Well we generally try to attract talent that wants to evolve with our business and our industry, so I believe we are set up well to face the opportunity ahead. We demand of our people to be open minded while technology changes and try to help educate everyone on the tools that are approved, safe to use on client work and adopted across our groups and agencies. It’s tricky to say what will be needed or happen in five years. My belief is that the role of our teams will be a lot of “architectural” work for our clients, bringing strategy, special knowledge and execution together in a highly enabled technology environment. Creative thinking will have a big renaissance from my perspective as AI can only feed of what it eats. Real creativity and out of the box thinking will hopefully be reserved for the human mind for many years to come.
What do you think future CEOs need to be great at that you didn’t have to worry about as much earlier in your career?
Being CEO of an agency group like Meet The People has little to do with understanding every nuance of the day to day for of our currently 800 people. It’s all about understanding where clients, the industry, technology, trends and most important the business goes at large. Luckily my belief is that this will not change, even in five or 10 years from now. I always advise job starters to think about their potential career as a generalist who has drawn experience from going deep into a couple of trades/topics. Becoming a generalist in business will allow you to run a company, no matter what challenges and opportunities technology or an industry throws at you. The main skill five years from now will be to navigate what the future will mean to the business then, just like it does today in 2026.

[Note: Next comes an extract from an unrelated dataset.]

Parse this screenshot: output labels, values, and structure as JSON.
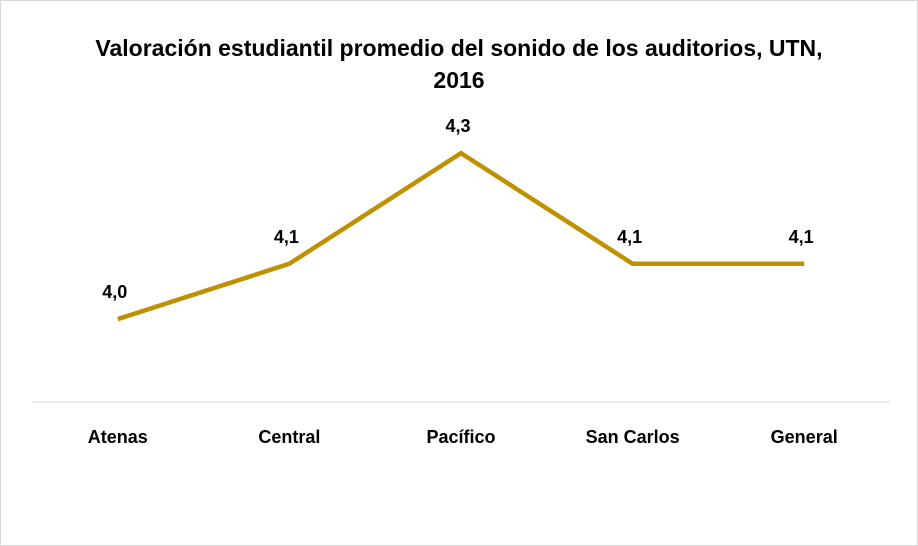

How have AI and performance data changed the kind of pressure you get from clients and investors—and what does that tell you about how stakeholders will judge CEOs in 2031 more broadly?
Generally, not only related to AI, but to the post-Covid change in operating model of businesses, there is a lot of pressure on cost across client P&Ls and agencies. The main reason is a misunderstanding that technology and automation immediately means saving money. That’s a huge mistake from my point of view as any money saved though automation should be reinvested into advancing the business towards market leading and cutting edge technology itself. I understand everyone wants to create shareholder value but long-term shareholder value doesn’t come from cost cutting through AI—it comes from reinvesting it into the future of the business.